Cleared: Babri accused let off scot-free
Indian jurisprudence demands that there should be conclusive evidence before conviction. Perhaps that is why the special court of the Central Bureau of Investigation yesterday acquitted all those charged in the Babri Masjid demolition case since the prosecution had failed to establish the case beyond all reasonable doubt. Since the list of accused included senior Bharatiya Janata Party leaders, such as the former deputy prime minister, L.K. Advani, or Murli Manohar Joshi, and the event left a deep impression on Indians, the verdict was anticipated with especial interest. The CBI had investigated the matter for years and had produced 351 witnesses and 600 documents. One of the points reportedly made by the court was that the demolition of the disputed structure on December 6, 1992 was not pre-planned. There was apparently no evidence of conspiracy, which nullified the charge under Section 120B of the Indian Penal Code. The prosecution’s charge that a meeting was held in the house of Vinay Katiyar, a Bajrang Dal leader, on the previous day where a plan was made to raze the structure was not substantiated, the court reportedly said, as the video presented as evidence did not prove that a conspiracy was hatched.
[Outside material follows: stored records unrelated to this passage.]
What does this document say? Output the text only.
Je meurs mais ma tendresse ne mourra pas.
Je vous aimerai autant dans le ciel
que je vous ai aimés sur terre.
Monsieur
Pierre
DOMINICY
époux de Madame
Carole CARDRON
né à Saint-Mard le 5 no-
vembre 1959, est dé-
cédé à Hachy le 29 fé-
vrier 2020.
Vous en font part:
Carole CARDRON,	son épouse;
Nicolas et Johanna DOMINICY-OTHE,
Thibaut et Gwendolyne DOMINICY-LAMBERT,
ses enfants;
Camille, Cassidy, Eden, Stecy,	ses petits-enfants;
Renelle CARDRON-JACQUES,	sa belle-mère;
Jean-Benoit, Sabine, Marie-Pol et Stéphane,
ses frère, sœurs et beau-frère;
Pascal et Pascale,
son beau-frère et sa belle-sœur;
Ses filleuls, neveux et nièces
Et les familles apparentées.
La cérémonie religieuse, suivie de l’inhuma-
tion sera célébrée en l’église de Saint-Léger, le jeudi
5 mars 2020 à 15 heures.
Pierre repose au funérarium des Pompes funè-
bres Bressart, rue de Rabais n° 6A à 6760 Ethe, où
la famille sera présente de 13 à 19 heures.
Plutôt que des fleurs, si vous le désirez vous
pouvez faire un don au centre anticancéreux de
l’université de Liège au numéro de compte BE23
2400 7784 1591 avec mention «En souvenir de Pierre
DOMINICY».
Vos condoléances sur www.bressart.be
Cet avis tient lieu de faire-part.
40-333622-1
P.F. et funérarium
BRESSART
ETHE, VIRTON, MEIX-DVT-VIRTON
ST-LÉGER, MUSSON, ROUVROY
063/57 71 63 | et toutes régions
The court reportedly said that the video cassettes could not be relied upon as they were not sealed and not clear; the CBI did not produce negatives of the photographs given in evidence either. Not only was there no proof of provocation through slogans and speeches violating IPC Section 153 that penalizes provocation with intent to cause riot, there was also no desecration of a religious place — an offence under IPC Section 295 — because, in the wisdom of the court, the minority community had not offered prayers there for years. Additionally, without the imposition of Section 144 there could have been no unlawful assembly, besides the fact that the Supreme Court had permitted symbolic kar seva on that day. The chief minister of Uttar Pradesh at the time, Kalyan Singh, one of the accused, had promised security and peaceability, and had, the court thought, done his best to maintain order. The demolition had been carried out by anti-social elements; the court reportedly ruled that there was nothing to connect the accused, directly or indirectly, with it. In other words, in the court’s eye, no transgression had taken place on the fateful day.